Add to it that some consider this a grudge match of sorts. As much as a win tonight could serve as a notification to the college football world that Auburn is for real, last year’s 34-17, nationally televised loss in Morgantown — a game Auburn led at one point, 17-3 — signified the final dagger in the Tigers’ lofty preseason expectations.

ESPN2 — not the “U” — is here for tonight’s game against a West Virginia team that received just a few more votes than the Tigers in this week’s Associated Press poll.

A national ranking — and all the added attention that comes with it — might just be on the line.

That one’s easier to deal with than the on-campus chatter, apparently.

“We ain’t worried about that,” middle linebacker Josh Bynes said. “They didn’t want to talk about us so now I don’t really care.”

Realizing the higher stakes of tonight’s game, though, has been unavoidable.

“It’s a chance to see how good we are as a team,” center Ryan Pugh said. “It’s a challenge, it’s going to be a lofty one and I think it’s going to be something as an offense we take upon ourselves to go out and be better this week than we were last week: to just keep putting points up, scoring and putting up yardage.”
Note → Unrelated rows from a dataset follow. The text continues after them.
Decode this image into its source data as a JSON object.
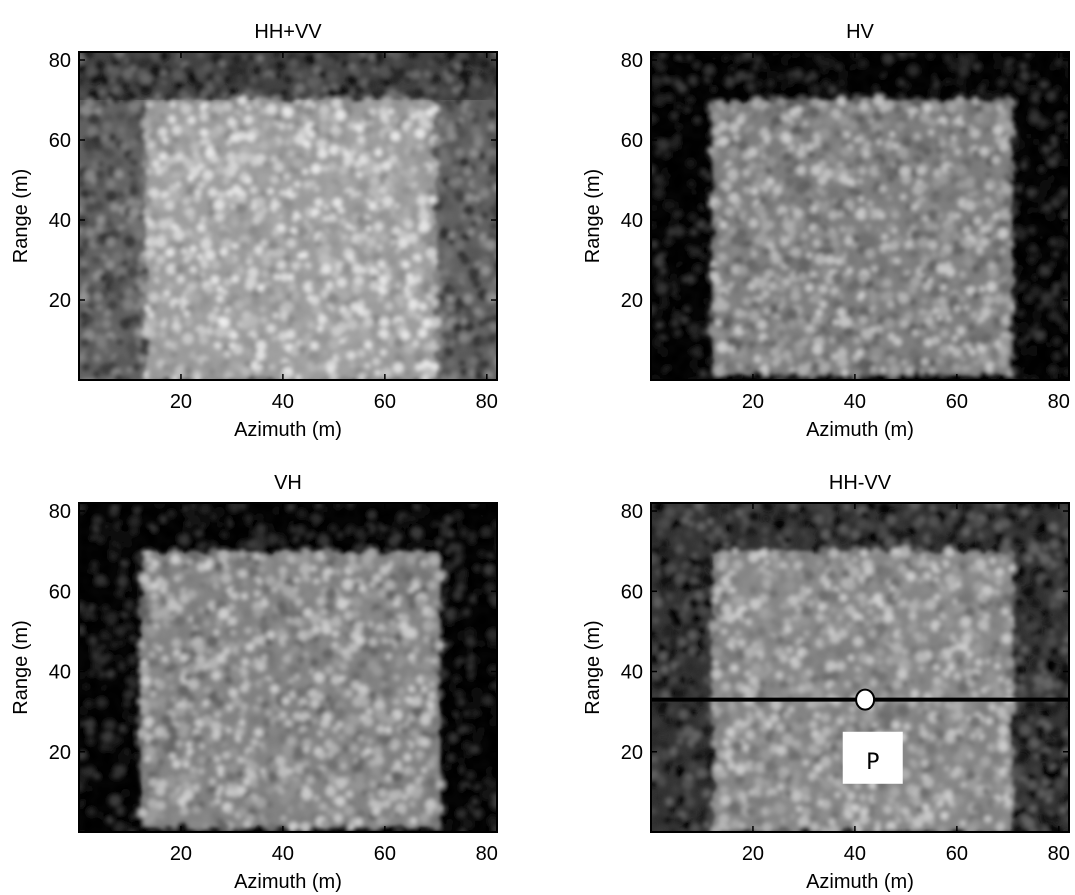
{
  "chart_data": [
    {
      "type": "heatmap",
      "title": "HH+VV",
      "xlabel": "Azimuth (m)",
      "ylabel": "Range (m)",
      "xlim": [
        0,
        82
      ],
      "ylim": [
        0,
        82
      ],
      "xticks": [
        20,
        40,
        60,
        80
      ],
      "yticks": [
        20,
        40,
        60,
        80
      ],
      "colormap": "gray",
      "background_level": 0.38,
      "grain_contrast": 0.22,
      "bright_region": {
        "x": [
          13,
          70
        ],
        "y": [
          0,
          70
        ],
        "level": 0.72
      },
      "dark_band_top": {
        "y": [
          70,
          82
        ],
        "level": 0.26
      }
    },
    {
      "type": "heatmap",
      "title": "HV",
      "xlabel": "Azimuth (m)",
      "ylabel": "Range (m)",
      "xlim": [
        0,
        82
      ],
      "ylim": [
        0,
        82
      ],
      "xticks": [
        20,
        40,
        60,
        80
      ],
      "yticks": [
        20,
        40,
        60,
        80
      ],
      "colormap": "gray",
      "background_level": 0.02,
      "grain_contrast": 0.24,
      "bright_region": {
        "x": [
          12,
          71
        ],
        "y": [
          1,
          70
        ],
        "level": 0.58
      }
    },
    {
      "type": "heatmap",
      "title": "VH",
      "xlabel": "Azimuth (m)",
      "ylabel": "Range (m)",
      "xlim": [
        0,
        82
      ],
      "ylim": [
        0,
        82
      ],
      "xticks": [
        20,
        40,
        60,
        80
      ],
      "yticks": [
        20,
        40,
        60,
        80
      ],
      "colormap": "gray",
      "background_level": 0.02,
      "grain_contrast": 0.24,
      "bright_region": {
        "x": [
          12,
          71
        ],
        "y": [
          1,
          70
        ],
        "level": 0.6
      }
    },
    {
      "type": "heatmap",
      "title": "HH-VV",
      "xlabel": "Azimuth (m)",
      "ylabel": "Range (m)",
      "xlim": [
        0,
        82
      ],
      "ylim": [
        0,
        82
      ],
      "xticks": [
        20,
        40,
        60,
        80
      ],
      "yticks": [
        20,
        40,
        60,
        80
      ],
      "colormap": "gray",
      "background_level": 0.2,
      "grain_contrast": 0.22,
      "bright_region": {
        "x": [
          12,
          71
        ],
        "y": [
          0,
          70
        ],
        "level": 0.62
      },
      "horizontal_line": {
        "y": 33
      },
      "marker": {
        "x": 42,
        "y": 33
      },
      "annotation": {
        "text": "P",
        "x": 43.5,
        "y": 18
      }
    }
  ]
}
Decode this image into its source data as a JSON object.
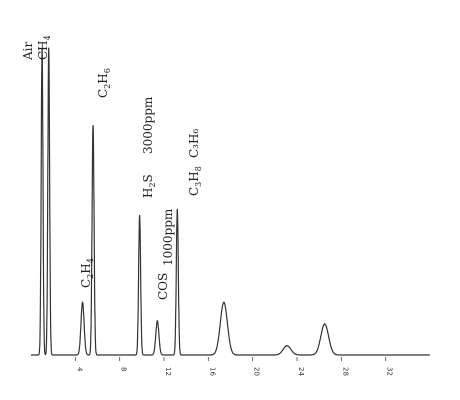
{
  "chart_data": {
    "type": "line",
    "title": "",
    "xlabel": "",
    "ylabel": "",
    "x_ticks": [
      4,
      8,
      12,
      16,
      20,
      24,
      28,
      32
    ],
    "xlim": [
      0,
      36
    ],
    "ylim": [
      0,
      100
    ],
    "baseline_color": "#333333",
    "peaks": [
      {
        "label": "Air",
        "x": 1.0,
        "height": 99
      },
      {
        "label": "CH4",
        "x": 1.6,
        "height": 99
      },
      {
        "label": "C2H4",
        "x": 4.65,
        "height": 17
      },
      {
        "label": "C2H6",
        "x": 5.6,
        "height": 74
      },
      {
        "label": "H2S",
        "x": 9.8,
        "height": 45
      },
      {
        "label": "COS",
        "x": 11.4,
        "height": 11
      },
      {
        "label": "C3H8",
        "x": 13.2,
        "height": 47
      },
      {
        "label": "peak-17",
        "x": 17.4,
        "height": 17
      },
      {
        "label": "peak-23",
        "x": 23.1,
        "height": 3
      },
      {
        "label": "peak-26",
        "x": 26.5,
        "height": 10
      }
    ],
    "annotations": {
      "conc_3000": "3000ppm",
      "conc_1000": "1000ppm",
      "c3h6": "C₃H₆"
    }
  }
}
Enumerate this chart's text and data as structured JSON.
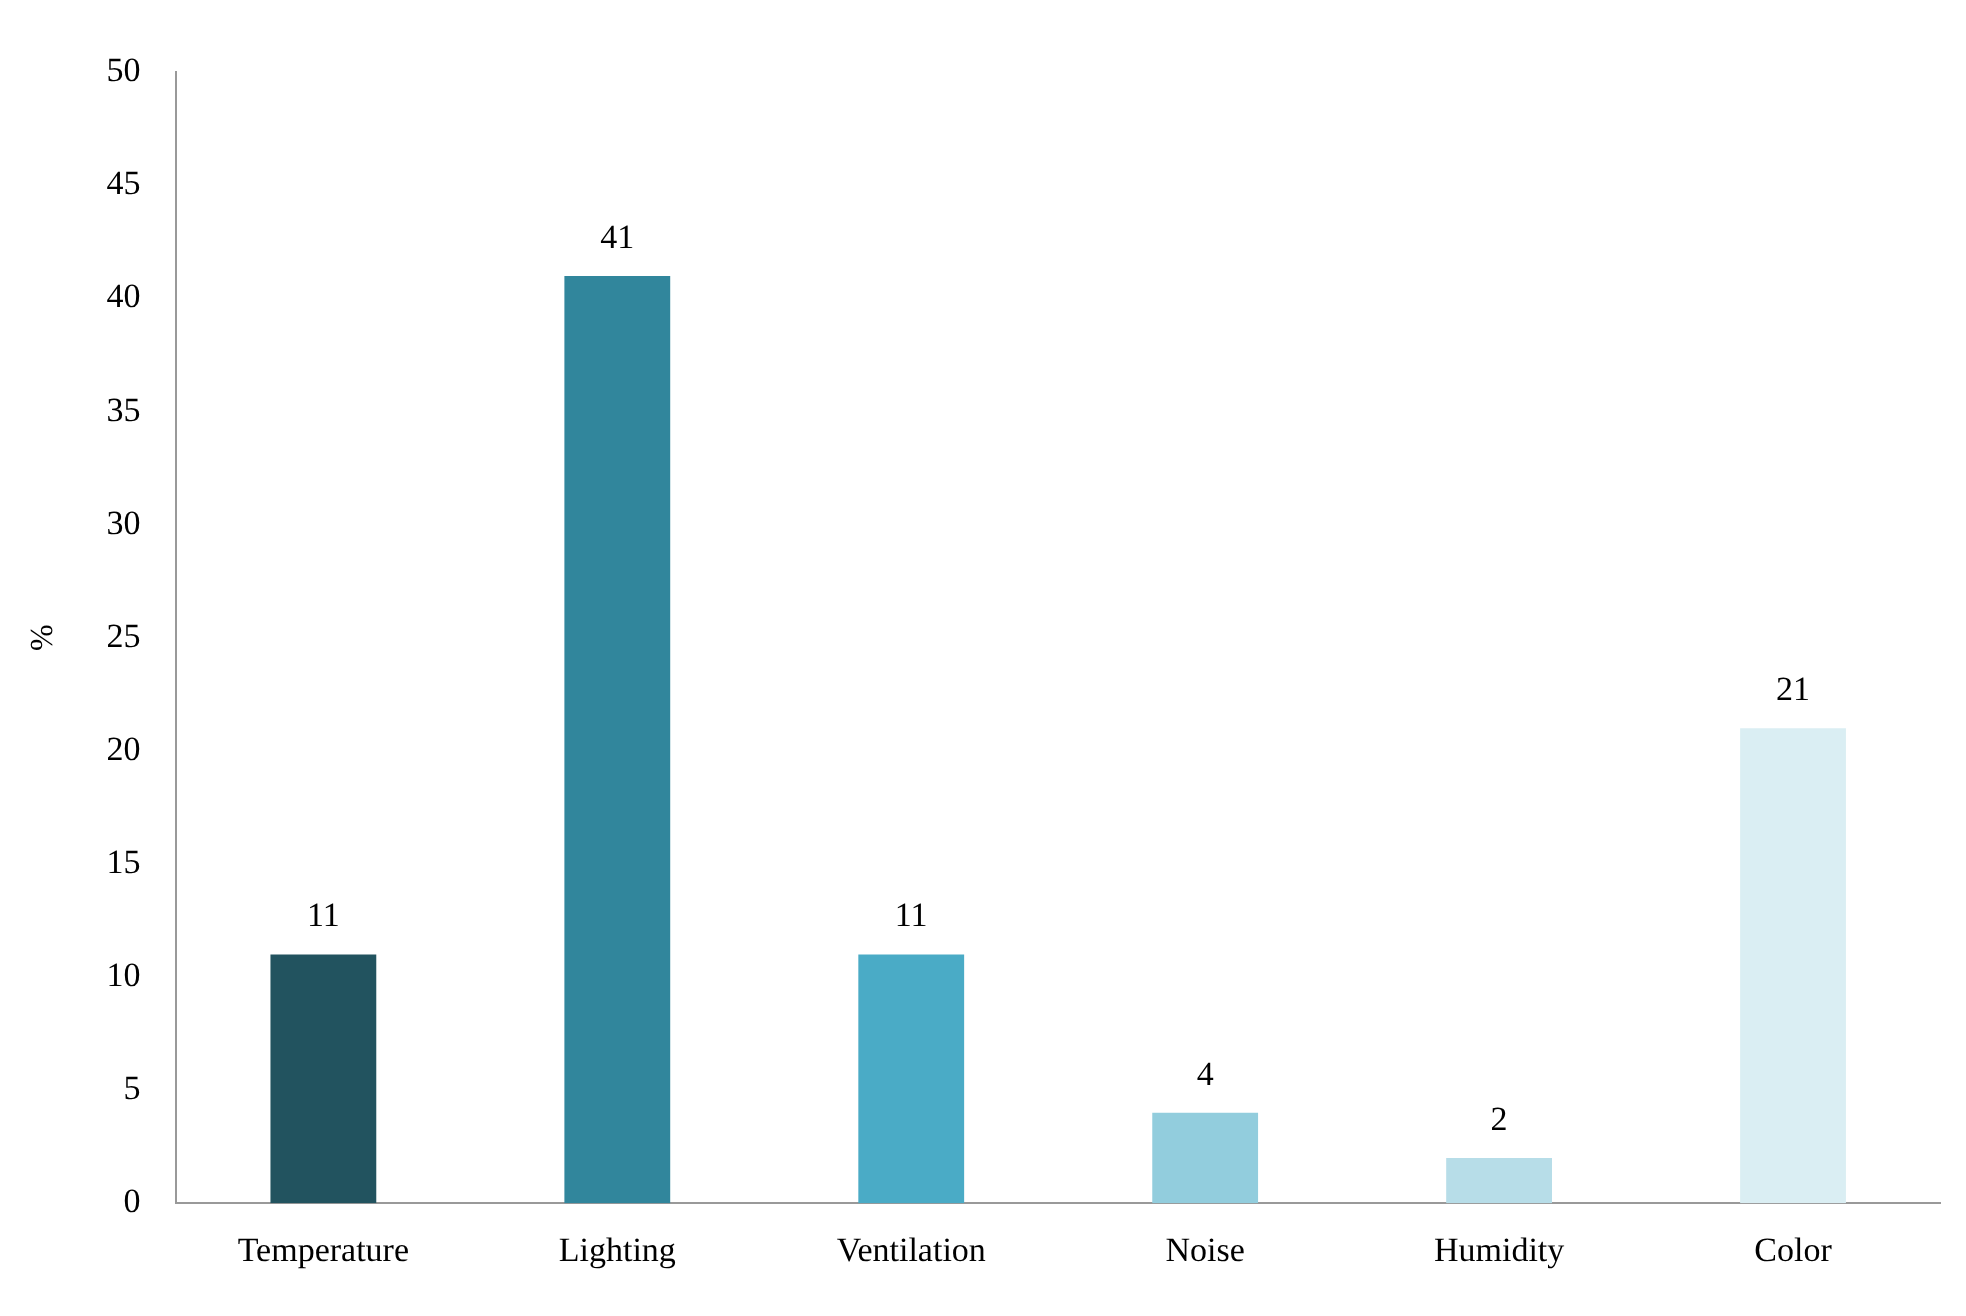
{
  "chart_data": {
    "type": "bar",
    "ylabel": "%",
    "categories": [
      "Temperature",
      "Lighting",
      "Ventilation",
      "Noise",
      "Humidity",
      "Color"
    ],
    "values": [
      11,
      41,
      11,
      4,
      2,
      21
    ],
    "colors": [
      "#22535f",
      "#31869c",
      "#4aabc6",
      "#92cddd",
      "#b7dde8",
      "#daeef3"
    ],
    "ylim": [
      0,
      50
    ],
    "yticks": [
      0,
      5,
      10,
      15,
      20,
      25,
      30,
      35,
      40,
      45,
      50
    ],
    "grid": false,
    "legend": false,
    "data_labels": true
  }
}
But what about the previously offense-starved fans who have enjoyed the yard binge enough to think this year’s team could be something special?

Chizik had a simple message for whoever makes it out for tonight’s primetime game. Temper those expectations, but cheer as if it’s already bowl season.

“I want them to be excited about the future. It’s going to be very bright,” Chizik said. “Just like we’re trying to up our game this week, we’ve got to take it to a new level, we want our fans to be the absolute loudest stadium in the country. And we’re going to challenge them.

“I want them to be excited because we’re excited. But we have not arrived.”

And, if you don’t mind, McFadden prefers that you direct your Auburn football queries to someone else for now.

“You’re going to have some people that, if we lose a game, they might say we were lucky for the first two games,” McFadden said. “If we keep winning, they might just jump on the bandwagon and say, ‘We already knew. We were behind you 100 percent.’

“The only time I’ll care is if you see me in the SEC championship … I’ll tell you everything then.”